From an anatomical point of view, three structures insert onto the coronoid process: The anterior bundle of the ulnar collateral ligament, the anterior elbow capsule and the tendon of the brachialis muscle. Each of these structures contributes to the stability of the elbow joint.

In our case, the injury of the elbow was unstable and associated with postero-medial subluxation, despite the integrity of the antero-medial facet of the coronoid process, the ulnar collateral ligament, and the brachialis muscle insertion.

Butler et al. [6] reported on an isolated fracture of the anterolateral facet of the coronoid process of proximal ulna, but, owing to the absence of clinical instability or locked motion on examining the elbow, presence of the antero-medial part of the coronoid process, and absence of damage to the collateral ligaments of the elbow, they decided to treat the patient nonoperatively. The patient was satisfied with the range of motion and function in the elbow, with no further complications reported. According to Butler et al [6], the injury in their case was stable owing to two factors: The integrity of the anteromedial facet of the coronoid process and the presence of 60% of the joint articulation.

However, in our case, the elbow joint was subluxated with fair incongruence of the articular surfaces on both plain X-rays and computed tomography scan despite the intact antero-medial facet and the integrity of more than 60% of the coronoid process.

Reduction maneuvers conducted in the emergency room were unsuccessful, so we decided to undergo open reduction and internal fixation, and we were satisfied by the postoperative stability of the elbow joint along an arc of motion of 0-130 degrees.

The difference with Butler’s report relies probably on a different pattern of lesion highlighted on CT scan examination. Three D reconstructions revealed that the fracture involved almost 50% of the radial notch of the proximal ulna (Figure 6).


Figure 6: In our case, the fracture of the antero-lateral facet of the coronoid process involves almost 50% of the radial notch articulating with the radial head.

Barnes et al. [7] conducted cadaver elbow dissections to clarify the anatomy of the annular ligament. They described three layers of the lateral elbow ligaments: the superficial lateral ulnar collateral and lateral radial collateral ligament; a second layer consisting of the annular ligament proper and the Superior Oblique Band (SOB) and Inferior Oblique Band (IOB) of the annular ligament; and the deepest capsular layer.

Anteriorly, they have observed two layers: The annular ligament and a newly described Anterior Oblique Band (AOB) compose the superficial layer, and the joint capsule forms the deeper layer. The AOB was observed as a separate structure that runs distal to the anterior portion of the annular ligament and attaches distally on the lateral aspect of the coronoid process distal to annular ligament insertion (Figure 7).

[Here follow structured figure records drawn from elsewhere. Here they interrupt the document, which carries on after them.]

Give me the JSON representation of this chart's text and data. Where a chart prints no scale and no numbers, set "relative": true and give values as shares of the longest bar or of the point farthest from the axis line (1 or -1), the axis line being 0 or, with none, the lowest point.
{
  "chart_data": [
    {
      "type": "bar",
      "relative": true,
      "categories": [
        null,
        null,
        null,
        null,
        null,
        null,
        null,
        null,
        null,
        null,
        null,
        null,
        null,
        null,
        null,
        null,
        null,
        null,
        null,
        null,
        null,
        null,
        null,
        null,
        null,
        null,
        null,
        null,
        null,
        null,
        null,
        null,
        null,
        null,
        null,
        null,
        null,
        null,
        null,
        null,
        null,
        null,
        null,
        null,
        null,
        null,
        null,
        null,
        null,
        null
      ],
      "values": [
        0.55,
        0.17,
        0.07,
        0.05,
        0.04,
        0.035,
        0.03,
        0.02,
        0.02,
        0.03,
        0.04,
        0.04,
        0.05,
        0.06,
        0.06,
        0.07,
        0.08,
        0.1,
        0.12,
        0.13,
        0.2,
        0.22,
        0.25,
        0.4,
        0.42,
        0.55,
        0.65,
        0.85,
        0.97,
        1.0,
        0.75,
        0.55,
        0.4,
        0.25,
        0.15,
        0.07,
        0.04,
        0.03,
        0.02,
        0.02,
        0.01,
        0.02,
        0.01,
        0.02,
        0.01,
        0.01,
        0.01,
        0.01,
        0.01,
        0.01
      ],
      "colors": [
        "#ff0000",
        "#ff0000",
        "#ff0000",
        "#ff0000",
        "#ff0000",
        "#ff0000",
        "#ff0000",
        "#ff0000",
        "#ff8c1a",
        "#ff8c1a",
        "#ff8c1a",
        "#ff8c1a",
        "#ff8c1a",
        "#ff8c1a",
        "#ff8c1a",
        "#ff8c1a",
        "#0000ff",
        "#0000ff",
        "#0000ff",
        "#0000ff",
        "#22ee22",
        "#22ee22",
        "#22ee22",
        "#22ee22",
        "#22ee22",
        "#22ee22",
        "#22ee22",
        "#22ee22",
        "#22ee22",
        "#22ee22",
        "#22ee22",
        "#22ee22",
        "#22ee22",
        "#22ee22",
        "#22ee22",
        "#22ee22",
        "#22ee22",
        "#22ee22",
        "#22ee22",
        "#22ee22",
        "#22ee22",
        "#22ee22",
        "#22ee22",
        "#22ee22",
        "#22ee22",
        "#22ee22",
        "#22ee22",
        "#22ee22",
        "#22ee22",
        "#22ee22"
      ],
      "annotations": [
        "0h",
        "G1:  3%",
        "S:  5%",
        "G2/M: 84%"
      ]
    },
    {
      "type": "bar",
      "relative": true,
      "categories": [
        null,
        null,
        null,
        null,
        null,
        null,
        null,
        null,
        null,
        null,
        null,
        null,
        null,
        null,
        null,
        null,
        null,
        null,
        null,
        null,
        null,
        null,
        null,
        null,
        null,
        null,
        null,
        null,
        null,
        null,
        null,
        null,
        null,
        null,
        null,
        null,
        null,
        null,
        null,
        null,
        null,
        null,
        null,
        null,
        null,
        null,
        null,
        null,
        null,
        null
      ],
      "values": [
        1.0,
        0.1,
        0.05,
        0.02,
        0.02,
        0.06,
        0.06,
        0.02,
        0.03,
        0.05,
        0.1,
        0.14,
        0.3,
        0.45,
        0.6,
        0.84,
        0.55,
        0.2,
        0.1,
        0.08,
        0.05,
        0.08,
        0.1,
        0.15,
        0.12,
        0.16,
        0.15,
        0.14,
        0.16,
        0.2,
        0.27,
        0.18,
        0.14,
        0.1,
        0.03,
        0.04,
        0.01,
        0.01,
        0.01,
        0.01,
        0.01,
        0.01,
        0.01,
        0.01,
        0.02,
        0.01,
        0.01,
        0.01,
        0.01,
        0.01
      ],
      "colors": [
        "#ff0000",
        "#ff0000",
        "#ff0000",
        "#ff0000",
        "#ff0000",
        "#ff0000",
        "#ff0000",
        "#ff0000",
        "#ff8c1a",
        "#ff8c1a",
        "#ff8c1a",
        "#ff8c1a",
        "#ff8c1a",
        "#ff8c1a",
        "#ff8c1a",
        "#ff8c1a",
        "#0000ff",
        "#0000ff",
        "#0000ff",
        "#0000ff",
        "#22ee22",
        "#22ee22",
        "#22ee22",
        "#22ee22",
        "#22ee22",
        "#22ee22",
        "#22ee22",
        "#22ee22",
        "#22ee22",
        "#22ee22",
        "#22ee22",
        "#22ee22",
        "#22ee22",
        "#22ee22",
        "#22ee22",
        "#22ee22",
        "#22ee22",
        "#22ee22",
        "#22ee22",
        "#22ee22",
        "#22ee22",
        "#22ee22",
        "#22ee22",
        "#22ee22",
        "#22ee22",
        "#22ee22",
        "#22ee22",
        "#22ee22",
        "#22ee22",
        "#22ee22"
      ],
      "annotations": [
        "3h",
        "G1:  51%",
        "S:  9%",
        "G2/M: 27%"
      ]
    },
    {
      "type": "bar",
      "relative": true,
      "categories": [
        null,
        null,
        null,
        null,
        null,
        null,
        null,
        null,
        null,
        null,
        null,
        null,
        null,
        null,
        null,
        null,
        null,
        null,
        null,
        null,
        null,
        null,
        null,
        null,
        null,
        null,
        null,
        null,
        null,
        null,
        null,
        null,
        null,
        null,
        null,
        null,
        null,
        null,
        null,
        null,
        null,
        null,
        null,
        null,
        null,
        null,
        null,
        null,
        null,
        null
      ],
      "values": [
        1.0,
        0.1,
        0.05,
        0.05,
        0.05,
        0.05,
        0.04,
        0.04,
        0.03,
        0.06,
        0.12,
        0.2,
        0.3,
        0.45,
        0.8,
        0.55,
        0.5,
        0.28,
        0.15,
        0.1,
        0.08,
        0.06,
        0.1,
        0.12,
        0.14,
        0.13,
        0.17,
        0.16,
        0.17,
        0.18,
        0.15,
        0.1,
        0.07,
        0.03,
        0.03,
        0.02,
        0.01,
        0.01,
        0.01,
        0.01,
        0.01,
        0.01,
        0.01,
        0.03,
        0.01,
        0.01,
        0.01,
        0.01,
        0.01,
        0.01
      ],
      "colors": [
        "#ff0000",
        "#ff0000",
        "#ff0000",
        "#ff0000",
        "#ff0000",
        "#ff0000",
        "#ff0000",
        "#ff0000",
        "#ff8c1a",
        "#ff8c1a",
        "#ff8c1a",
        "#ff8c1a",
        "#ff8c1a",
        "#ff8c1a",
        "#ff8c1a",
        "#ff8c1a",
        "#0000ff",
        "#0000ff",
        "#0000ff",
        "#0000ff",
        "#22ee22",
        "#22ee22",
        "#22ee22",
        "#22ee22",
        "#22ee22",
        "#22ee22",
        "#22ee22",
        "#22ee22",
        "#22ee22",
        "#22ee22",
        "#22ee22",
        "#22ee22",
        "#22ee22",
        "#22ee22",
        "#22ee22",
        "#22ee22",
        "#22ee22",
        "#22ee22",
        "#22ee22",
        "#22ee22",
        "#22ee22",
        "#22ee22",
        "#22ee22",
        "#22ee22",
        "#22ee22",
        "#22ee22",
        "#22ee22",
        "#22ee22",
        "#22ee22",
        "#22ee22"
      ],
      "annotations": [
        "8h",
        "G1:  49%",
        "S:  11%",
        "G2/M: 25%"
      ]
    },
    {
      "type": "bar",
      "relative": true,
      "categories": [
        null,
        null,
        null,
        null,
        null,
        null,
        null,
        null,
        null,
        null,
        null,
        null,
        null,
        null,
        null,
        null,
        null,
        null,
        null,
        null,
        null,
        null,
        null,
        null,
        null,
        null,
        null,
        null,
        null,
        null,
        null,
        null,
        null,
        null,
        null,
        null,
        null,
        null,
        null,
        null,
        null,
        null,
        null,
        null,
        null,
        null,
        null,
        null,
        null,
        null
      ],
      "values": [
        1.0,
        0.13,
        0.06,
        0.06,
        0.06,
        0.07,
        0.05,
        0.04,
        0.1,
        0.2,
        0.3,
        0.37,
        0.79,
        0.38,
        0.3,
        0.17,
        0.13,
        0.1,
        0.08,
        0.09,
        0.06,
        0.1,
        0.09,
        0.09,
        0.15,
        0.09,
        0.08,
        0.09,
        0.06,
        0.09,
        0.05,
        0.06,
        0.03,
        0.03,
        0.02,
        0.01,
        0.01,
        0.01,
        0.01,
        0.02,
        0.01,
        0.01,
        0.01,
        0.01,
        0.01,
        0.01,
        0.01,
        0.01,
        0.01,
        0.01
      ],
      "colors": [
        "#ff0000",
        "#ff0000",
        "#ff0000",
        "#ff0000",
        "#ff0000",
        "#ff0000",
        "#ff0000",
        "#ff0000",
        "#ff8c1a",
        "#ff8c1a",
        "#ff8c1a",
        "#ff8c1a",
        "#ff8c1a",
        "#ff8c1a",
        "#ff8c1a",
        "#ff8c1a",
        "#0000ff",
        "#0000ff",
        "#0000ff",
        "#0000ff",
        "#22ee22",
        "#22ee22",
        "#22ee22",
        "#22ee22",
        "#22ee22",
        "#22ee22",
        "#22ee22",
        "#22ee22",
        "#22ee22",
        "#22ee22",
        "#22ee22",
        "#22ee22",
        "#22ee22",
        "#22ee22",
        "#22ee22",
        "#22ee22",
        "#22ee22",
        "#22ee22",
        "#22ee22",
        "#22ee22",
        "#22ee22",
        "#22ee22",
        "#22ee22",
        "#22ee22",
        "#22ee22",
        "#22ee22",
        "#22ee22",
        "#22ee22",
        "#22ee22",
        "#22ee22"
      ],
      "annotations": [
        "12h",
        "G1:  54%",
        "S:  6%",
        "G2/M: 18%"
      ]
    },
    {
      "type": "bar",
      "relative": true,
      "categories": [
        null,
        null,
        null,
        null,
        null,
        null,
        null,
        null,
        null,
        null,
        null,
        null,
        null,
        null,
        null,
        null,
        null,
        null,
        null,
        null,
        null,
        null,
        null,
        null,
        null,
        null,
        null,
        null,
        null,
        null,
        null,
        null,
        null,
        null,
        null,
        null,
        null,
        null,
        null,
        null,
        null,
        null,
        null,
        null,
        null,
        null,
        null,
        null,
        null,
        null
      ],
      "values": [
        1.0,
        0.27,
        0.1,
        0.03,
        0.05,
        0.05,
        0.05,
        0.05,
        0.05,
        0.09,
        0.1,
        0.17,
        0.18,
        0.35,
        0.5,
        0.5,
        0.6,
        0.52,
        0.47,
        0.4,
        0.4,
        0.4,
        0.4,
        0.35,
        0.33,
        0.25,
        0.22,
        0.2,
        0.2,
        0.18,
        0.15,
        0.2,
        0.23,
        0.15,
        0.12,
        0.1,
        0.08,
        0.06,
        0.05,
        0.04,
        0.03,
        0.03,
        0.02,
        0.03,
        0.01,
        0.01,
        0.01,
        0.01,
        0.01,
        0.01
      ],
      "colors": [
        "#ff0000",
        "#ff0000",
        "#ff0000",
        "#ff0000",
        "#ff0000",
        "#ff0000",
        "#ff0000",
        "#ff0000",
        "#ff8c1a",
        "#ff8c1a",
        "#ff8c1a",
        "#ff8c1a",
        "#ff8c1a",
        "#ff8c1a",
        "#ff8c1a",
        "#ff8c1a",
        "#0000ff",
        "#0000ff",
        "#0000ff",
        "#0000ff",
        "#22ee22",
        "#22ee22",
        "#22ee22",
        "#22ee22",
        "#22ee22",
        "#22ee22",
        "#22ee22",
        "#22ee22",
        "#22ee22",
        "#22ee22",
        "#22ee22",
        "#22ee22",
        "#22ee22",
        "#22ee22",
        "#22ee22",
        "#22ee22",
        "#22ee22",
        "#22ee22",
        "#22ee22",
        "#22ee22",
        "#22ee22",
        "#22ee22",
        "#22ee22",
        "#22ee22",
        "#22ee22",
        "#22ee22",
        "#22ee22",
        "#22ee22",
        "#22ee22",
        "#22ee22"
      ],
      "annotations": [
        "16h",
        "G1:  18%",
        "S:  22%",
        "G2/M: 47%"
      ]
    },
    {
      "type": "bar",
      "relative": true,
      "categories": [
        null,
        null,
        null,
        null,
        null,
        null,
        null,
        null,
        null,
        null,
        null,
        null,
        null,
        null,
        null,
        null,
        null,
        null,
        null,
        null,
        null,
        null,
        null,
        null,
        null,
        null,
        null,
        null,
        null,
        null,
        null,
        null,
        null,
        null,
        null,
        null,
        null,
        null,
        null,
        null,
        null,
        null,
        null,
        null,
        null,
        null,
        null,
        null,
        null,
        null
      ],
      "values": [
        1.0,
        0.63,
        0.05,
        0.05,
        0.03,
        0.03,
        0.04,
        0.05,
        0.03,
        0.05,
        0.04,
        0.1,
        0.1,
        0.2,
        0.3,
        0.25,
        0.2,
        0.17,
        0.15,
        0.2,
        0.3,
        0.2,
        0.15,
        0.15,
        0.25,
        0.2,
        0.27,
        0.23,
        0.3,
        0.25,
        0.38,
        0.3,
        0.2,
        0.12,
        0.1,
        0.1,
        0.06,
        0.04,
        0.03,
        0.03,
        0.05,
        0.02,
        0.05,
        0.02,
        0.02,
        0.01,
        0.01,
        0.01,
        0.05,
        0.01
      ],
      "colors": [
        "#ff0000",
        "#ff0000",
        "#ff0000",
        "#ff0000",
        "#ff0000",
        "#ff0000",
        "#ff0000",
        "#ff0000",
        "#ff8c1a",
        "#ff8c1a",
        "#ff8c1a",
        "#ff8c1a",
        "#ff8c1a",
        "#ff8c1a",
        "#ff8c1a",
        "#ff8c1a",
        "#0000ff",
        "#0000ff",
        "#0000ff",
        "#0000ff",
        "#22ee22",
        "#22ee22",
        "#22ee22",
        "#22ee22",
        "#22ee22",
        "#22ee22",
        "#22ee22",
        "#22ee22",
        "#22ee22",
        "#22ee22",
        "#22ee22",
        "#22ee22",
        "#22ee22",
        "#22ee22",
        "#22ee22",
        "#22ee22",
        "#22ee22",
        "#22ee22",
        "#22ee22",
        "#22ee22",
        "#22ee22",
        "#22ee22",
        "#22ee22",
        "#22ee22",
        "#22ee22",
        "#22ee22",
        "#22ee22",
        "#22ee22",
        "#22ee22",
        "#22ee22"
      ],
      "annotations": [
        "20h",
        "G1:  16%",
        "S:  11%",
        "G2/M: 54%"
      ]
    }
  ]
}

Figure 7: An anterior view of the elbow showing the annular ligament and the Anterior Oblique Band (AOB) inserting at the antero-lateral aspect of the coronoid process of proximal ulna [7].

This was a cadaveric and anatomic study and the authors didn’t analyze the role of the different components of the lateral elbow ligaments in elbow stability.

Hackl et al. [8] studied the functional anatomy of the lateral collateral ligament complex of the elbow. They demonstrate that the lateral ulnar collateral ligament coalesces with the annular ligament at the supinator crest and that the lateral collateral ligament complex in its entirety rather than solely the lateral ulnar collateral ligament was found to be of importance in preserving elbow stability.

According to the anatomical and functional studies mentioned above, and the type of instability of the elbow encountered in our case, we would like to describe a new and rare injury pattern: It is the fracture of the antero-lateral facet of the coronoid process that involves the radial notch of the proximal ulna.

This isolated injury is equivalent to an avulsion of the anterior insertion of the annular ligament and its Anterior Oblique Band (AOB) and causes postero-medial subluxation. Divergent dislocation of the elbow could be an extreme consequence [9].

The further anatomical and biomechanical study would clarify this concept and estimate the value of adding this injury to O’Driscoll classification.